L’histoire de l’humanité est celle d’un perpétuel mouvement. Nos territoires n'y échappent pas et il convient de l'accepter, de l'organiser. Les Ultramarins, peut-être plus que les autres, savent pertinemment que l'individu quitte un lieu pour un autre, y établit ses racines, le façonne et le défend, avant que ses descendants ne repartent à leur tour, portés par cette quête inlassable d’ailleurs. Le moteur de ce mouvement est double : une aspiration intérieure à la liberté et une nécessité imposée par les circonstances extérieures. Relire Condé, Césaire, Schwarz-Bart, Chamoiseau, et les autres … c'est nourrir cette évidence qu'il y a une aspiration profonde à s'approprier le monde, à le modeler et à le réinventer sans cesse au fil des générations.

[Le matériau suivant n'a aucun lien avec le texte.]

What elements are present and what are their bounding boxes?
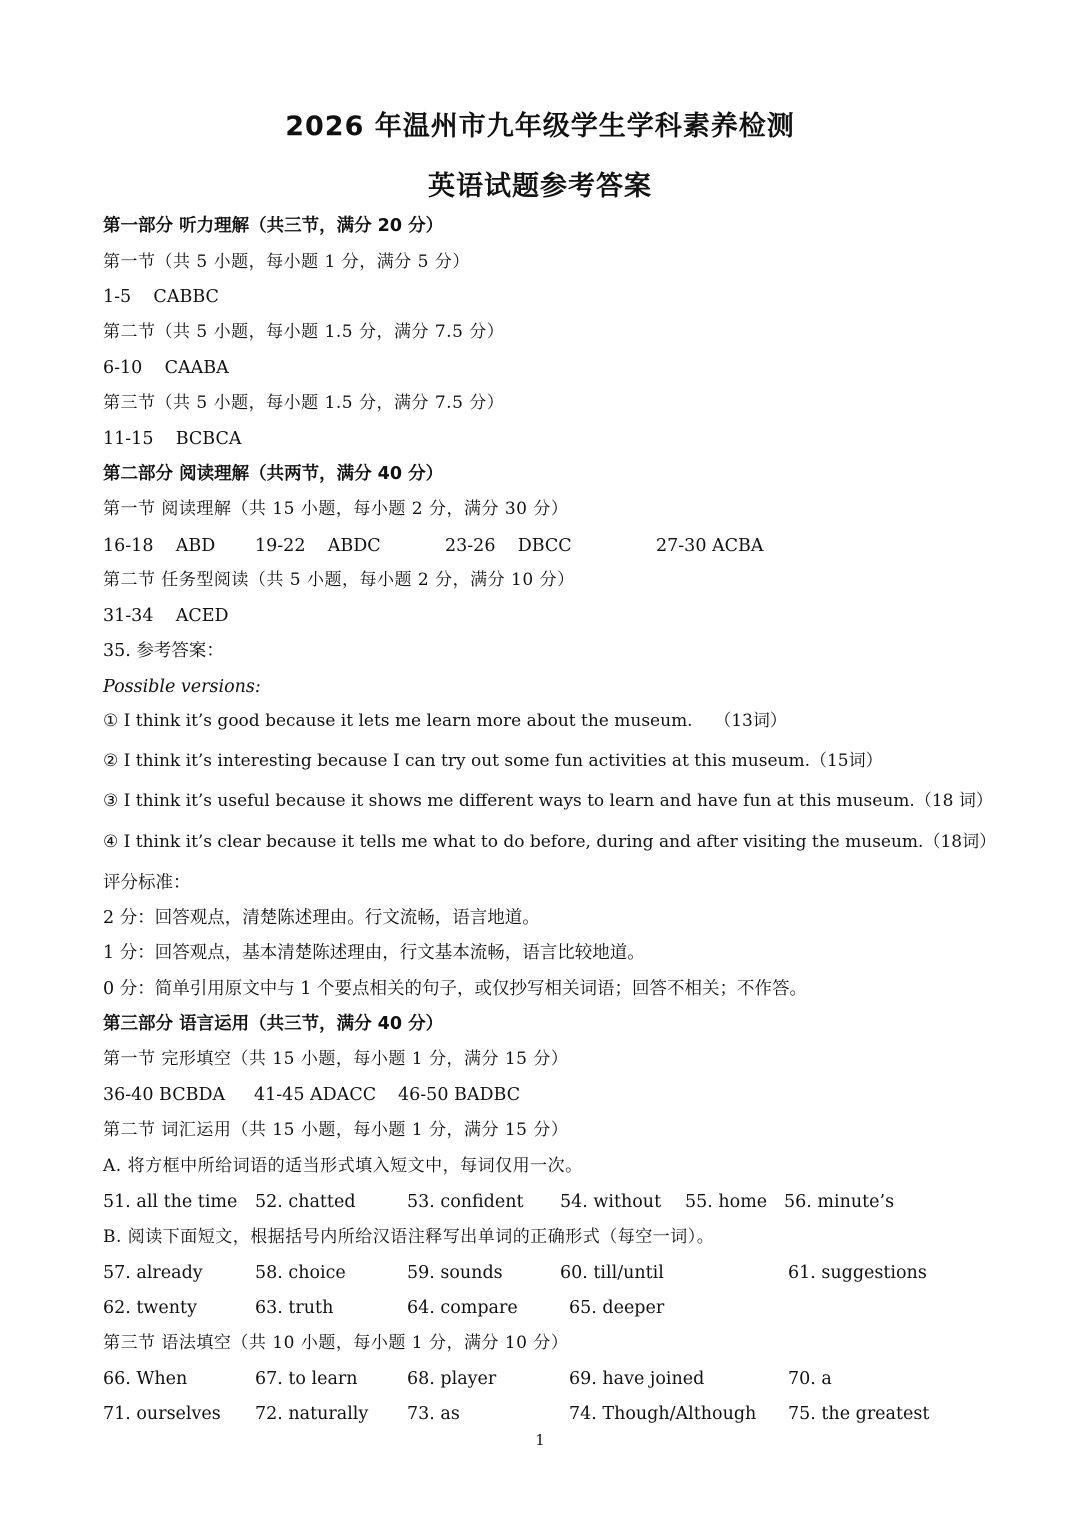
answer-item: 68. player [407, 1369, 497, 1389]
answer-group: 36-40 BCBDA [103, 1085, 226, 1105]
answer-item: 63. truth [255, 1298, 334, 1318]
document-subtitle: 英语试题参考答案 [428, 171, 652, 202]
answer-item: 64. compare [407, 1298, 518, 1318]
answer-item: 55. home [685, 1192, 768, 1212]
document-title: 2026 年温州市九年级学生学科素养检测 [285, 111, 795, 142]
part3-sec2-heading: 第二节 词汇运用（共 15 小题，每小题 1 分，满分 15 分） [103, 1120, 569, 1140]
answer-group: 16-18 ABD [103, 536, 216, 556]
part2-sec2-heading: 第二节 任务型阅读（共 5 小题，每小题 2 分，满分 10 分） [103, 570, 575, 590]
version-item: ② I think it’s interesting because I can try out some fun activities at this museum.（15词） [103, 751, 883, 771]
criteria-item: 2 分：回答观点，清楚陈述理由。行文流畅，语言地道。 [103, 908, 540, 928]
answer-item: 62. twenty [103, 1298, 197, 1318]
answer-item: 61. suggestions [788, 1263, 927, 1283]
answer-group: 27-30 ACBA [656, 536, 764, 556]
answer-item: 67. to learn [255, 1369, 358, 1389]
answer-item: 65. deeper [569, 1298, 665, 1318]
part1-sec2-heading: 第二节（共 5 小题，每小题 1.5 分，满分 7.5 分） [103, 322, 505, 342]
part1-sec3-answers: 11-15 BCBCA [103, 429, 242, 449]
answer-item: 53. confident [407, 1192, 524, 1212]
part2-heading: 第二部分 阅读理解（共两节，满分 40 分） [103, 464, 444, 484]
version-item: ④ I think it’s clear because it tells me what to do before, during and after visiting the museum.（18词） [103, 832, 997, 852]
sec2-b-instruction: B. 阅读下面短文，根据括号内所给汉语注释写出单词的正确形式（每空一词）。 [103, 1227, 715, 1247]
answer-item: 71. ourselves [103, 1404, 221, 1424]
answer-item: 51. all the time [103, 1192, 238, 1212]
answer-item: 75. the greatest [788, 1404, 930, 1424]
part3-sec1-heading: 第一节 完形填空（共 15 小题，每小题 1 分，满分 15 分） [103, 1049, 569, 1069]
version-item: ① I think it’s good because it lets me learn more about the museum. （13词） [103, 711, 787, 731]
part1-sec1-heading: 第一节（共 5 小题，每小题 1 分，满分 5 分） [103, 252, 470, 272]
part1-sec1-answers: 1-5 CABBC [103, 287, 219, 307]
answer-group: 46-50 BADBC [398, 1085, 521, 1105]
part3-sec3-heading: 第三节 语法填空（共 10 小题，每小题 1 分，满分 10 分） [103, 1333, 569, 1353]
part3-heading: 第三部分 语言运用（共三节，满分 40 分） [103, 1014, 444, 1034]
q35-label: 35. 参考答案： [103, 641, 224, 661]
answer-group: 23-26 DBCC [445, 536, 572, 556]
part1-sec2-answers: 6-10 CAABA [103, 358, 229, 378]
answer-item: 72. naturally [255, 1404, 369, 1424]
answer-item: 58. choice [255, 1263, 346, 1283]
criteria-label: 评分标准： [103, 873, 191, 893]
answer-item: 69. have joined [569, 1369, 705, 1389]
part2-sec1-heading: 第一节 阅读理解（共 15 小题，每小题 2 分，满分 30 分） [103, 499, 569, 519]
answer-item: 73. as [407, 1404, 460, 1424]
criteria-item: 0 分：简单引用原文中与 1 个要点相关的句子，或仅抄写相关词语；回答不相关；不作答。 [103, 979, 807, 999]
answer-item: 54. without [560, 1192, 662, 1212]
answer-item: 52. chatted [255, 1192, 356, 1212]
version-item: ③ I think it’s useful because it shows me different ways to learn and have fun at this museum.（18 词） [103, 791, 993, 811]
criteria-item: 1 分：回答观点，基本清楚陈述理由，行文基本流畅，语言比较地道。 [103, 943, 645, 963]
answer-item: 60. till/until [560, 1263, 664, 1283]
answer-item: 57. already [103, 1263, 203, 1283]
answer-item: 70. a [788, 1369, 832, 1389]
possible-versions-label: Possible versions: [103, 677, 261, 697]
answer-item: 66. When [103, 1369, 188, 1389]
answer-item: 74. Though/Although [569, 1404, 757, 1424]
part1-heading: 第一部分 听力理解（共三节，满分 20 分） [103, 216, 444, 236]
part2-sec2-answers: 31-34 ACED [103, 606, 229, 626]
page-number: 1 [535, 1431, 545, 1449]
answer-item: 56. minute’s [784, 1192, 895, 1212]
answer-group: 19-22 ABDC [255, 536, 381, 556]
sec2-a-instruction: A. 将方框中所给词语的适当形式填入短文中，每词仅用一次。 [103, 1156, 583, 1176]
answer-group: 41-45 ADACC [254, 1085, 377, 1105]
answer-item: 59. sounds [407, 1263, 503, 1283]
part1-sec3-heading: 第三节（共 5 小题，每小题 1.5 分，满分 7.5 分） [103, 393, 505, 413]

Dans le fond, toute cette agitation rappelle qu'une partie de la population et de ses responsables politiques est confrontée à une réalité qu'il ne faut pas nier. Celle de la peur profondément ancrée, presque instinctive, de voir une certaine identité remise en cause par l’arrivée de populations nouvelles. Pour des sociétés qui se perçoivent comme relativement homogènes, constituées en nations ou en civilisations, ce défi soulève des tensions et des débats sur l’accueil, sur l’intégration.

Préparer l’avenir demande de concilier les exigences économiques, la cohésion sociale et les équilibres démographiques. Il n'est donc pas choquant d'entendre le Premier ministre français affirmer que la question du droit du sol mérite un débat plus large, au-delà de Mayotte. Il faut simplement s'attacher à dépassionner, à dissiper les confusions et à définir précisément chacun des termes employés.

« Ce qui constitue une nation, ce n'est pas de parler la même langue, ou d'appartenir à un groupe ethnographique commun, c'est d'avoir fait ensemble de grandes choses dans le passé et de vouloir en faire encore dans l'avenir », Ernest Renan.